III. Do levantamento de 80% do depósito
A ré Bolognesi requereu o levantamento de 80% do valor depositado, com fundamento no art. 33, § 2º, do Decreto-Lei nº 3.365/1941, declarando expressamente não concordar com o valor ofertado.
Nos termos do mencionado dispositivo, o desapropriado, ainda que discorde do valor ofertado, pode levantar até 80% do depósito, observado o procedimento do art. 34. Assim, defiro o levantamento de até 80% do valor depositado em favor de Bolognesi Empreendimentos Ltda., condicionado à apresentação de:
(i) prova de propriedade do imóvel;
(ii) certidão de quitação de dívidas fiscais incidentes sobre o bem;
(iii) publicação de editais pelo prazo de 10 dias para conhecimento de terceiros, nos termos do art. 34, caput, do Decreto-Lei nº 3.365/1941.
Ressalva-se que o levantamento estará sujeito ao bloqueio correspondente ao valor do crédito garantido pela penhora das corés CMU Trading e SPE RJ CMU Cobrança, as quais, na condição de terceiras interessadas, deverão ser intimadas e ter seus direitos resguardados na forma do art. 31 do mesmo diploma legal.
IV. Dispositivo
Ante o exposto:
a) Acolho a preliminar de ilegitimidade passiva da CMU Trading Comercializadora de Energia Ltda. e da SPE RJ CMU Cobrança e Execução de Crédito S/A, excluindo-as do polo passivo da ação e extinguindo o processo sem resolução de mérito em relação a elas, com fundamento no art. 485, inciso VI, do CPC. As referidas sociedades ficam mantidas nos autos na condição de terceiras interessadas para os fins do art. 31 do Decreto-Lei nº 3.365/1941.

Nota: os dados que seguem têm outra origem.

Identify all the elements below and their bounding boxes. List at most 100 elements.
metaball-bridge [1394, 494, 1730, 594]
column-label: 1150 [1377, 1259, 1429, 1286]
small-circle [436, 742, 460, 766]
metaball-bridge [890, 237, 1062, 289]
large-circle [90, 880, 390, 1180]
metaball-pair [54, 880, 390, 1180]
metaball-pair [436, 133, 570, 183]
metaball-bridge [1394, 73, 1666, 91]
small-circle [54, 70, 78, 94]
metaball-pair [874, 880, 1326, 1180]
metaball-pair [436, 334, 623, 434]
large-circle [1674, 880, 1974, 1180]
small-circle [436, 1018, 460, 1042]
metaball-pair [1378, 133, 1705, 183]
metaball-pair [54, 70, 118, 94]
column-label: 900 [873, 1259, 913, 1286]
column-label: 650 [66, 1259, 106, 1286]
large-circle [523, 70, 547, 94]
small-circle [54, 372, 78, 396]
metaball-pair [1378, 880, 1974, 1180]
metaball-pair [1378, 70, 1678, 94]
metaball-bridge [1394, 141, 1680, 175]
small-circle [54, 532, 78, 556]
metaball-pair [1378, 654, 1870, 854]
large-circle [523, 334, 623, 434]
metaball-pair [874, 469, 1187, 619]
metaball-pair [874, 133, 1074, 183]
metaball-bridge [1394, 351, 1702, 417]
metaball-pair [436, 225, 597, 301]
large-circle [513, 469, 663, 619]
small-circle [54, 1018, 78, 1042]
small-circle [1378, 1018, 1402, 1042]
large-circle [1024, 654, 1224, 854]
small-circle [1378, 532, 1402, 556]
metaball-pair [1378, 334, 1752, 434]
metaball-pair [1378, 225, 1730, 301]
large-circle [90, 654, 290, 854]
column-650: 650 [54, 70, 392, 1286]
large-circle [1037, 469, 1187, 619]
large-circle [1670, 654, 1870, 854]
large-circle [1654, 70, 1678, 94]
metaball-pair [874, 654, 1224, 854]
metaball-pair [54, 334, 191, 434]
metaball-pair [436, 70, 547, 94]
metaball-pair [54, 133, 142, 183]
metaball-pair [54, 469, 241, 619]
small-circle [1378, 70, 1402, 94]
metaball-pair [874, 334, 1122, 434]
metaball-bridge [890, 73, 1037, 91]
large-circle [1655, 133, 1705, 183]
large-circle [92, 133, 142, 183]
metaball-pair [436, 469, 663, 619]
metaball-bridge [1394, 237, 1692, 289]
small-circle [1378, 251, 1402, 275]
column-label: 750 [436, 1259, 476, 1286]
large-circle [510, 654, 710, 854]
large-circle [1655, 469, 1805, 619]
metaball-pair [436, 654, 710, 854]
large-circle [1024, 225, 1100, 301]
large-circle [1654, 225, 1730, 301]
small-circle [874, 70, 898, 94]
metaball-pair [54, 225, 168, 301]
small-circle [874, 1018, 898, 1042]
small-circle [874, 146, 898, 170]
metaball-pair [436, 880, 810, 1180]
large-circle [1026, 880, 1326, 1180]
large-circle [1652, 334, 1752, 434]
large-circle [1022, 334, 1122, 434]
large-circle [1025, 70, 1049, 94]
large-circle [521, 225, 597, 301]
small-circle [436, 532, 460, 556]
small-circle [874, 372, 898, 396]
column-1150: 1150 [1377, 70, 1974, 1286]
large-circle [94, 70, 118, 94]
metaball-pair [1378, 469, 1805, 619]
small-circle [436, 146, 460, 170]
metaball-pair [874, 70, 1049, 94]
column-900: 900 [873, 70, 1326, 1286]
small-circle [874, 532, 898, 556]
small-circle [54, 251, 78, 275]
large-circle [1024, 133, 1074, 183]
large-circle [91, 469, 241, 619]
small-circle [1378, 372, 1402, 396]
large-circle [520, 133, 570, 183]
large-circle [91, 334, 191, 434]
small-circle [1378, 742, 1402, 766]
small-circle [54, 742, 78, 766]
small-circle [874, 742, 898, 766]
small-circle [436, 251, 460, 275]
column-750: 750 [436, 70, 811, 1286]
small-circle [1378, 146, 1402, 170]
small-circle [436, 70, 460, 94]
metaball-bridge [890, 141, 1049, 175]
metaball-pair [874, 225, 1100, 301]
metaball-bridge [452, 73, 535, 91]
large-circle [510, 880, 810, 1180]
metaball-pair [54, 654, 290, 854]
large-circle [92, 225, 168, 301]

Condeno a autora ao pagamento de honorários sucumbenciais em favor de cada uma das corrés excluídas, fixados em R$ 800,00 (oitocentos reais) por equidade;
b) Julgo parcialmente o mérito, com fundamento no art. 356, inciso I, do CPC c/c art. 34-A, § 4º, do Decreto-Lei nº 3.365/1941, para declarar constituída, em caráter definitivo, a servidão administrativa em favor da autora RGE Sul Distribuidora de Energia S.A. sobre a área de 7.147,23 m² do imóvel de matrícula nº 29.730 do RI de Esteio/RS (Gleba 12-C), conforme memorial descritivo e planta constantes dos autos, destinada à passagem da LD 69 kV Nova Santa Rita 2 – Esteio.
Expeça-se mandado de registro, a ser encaminhado via intimação eletrônica ao Cartório de Registro de Imóveis de Esteio/RS, com expressa menção à não incidência de ITBI;
c) Defiro o levantamento de 80% do depósito em favor da ré Bolognesi Empreendimentos Ltda., condicionado à apresentação de: (i) prova de propriedade do imóvel; (ii) certidão de quitação de dívidas fiscais incidentes sobre o bem; e (iii) publicação de editais pelo prazo de 10 dias para conhecimento de terceiros, nos termos do art. 34, caput, do Decreto-Lei nº 3.365/1941, e resguardados os direitos das terceiras interessadas CMU Trading e SPE RJ CMU Cobrança sobre o valor da indenização, nos termos do art. 31 do mesmo diploma.
Isso posto, intimem-se as partes para que digam sobre as provas que pretendem produzir, justificando, objetiva e fundamentadamente, sua relevância e pertinência.
O silêncio ou o protesto genérico por produção de provas serão interpretados como anuência ao julgamento antecipado.
Oportunamente, voltem os autos conclusos.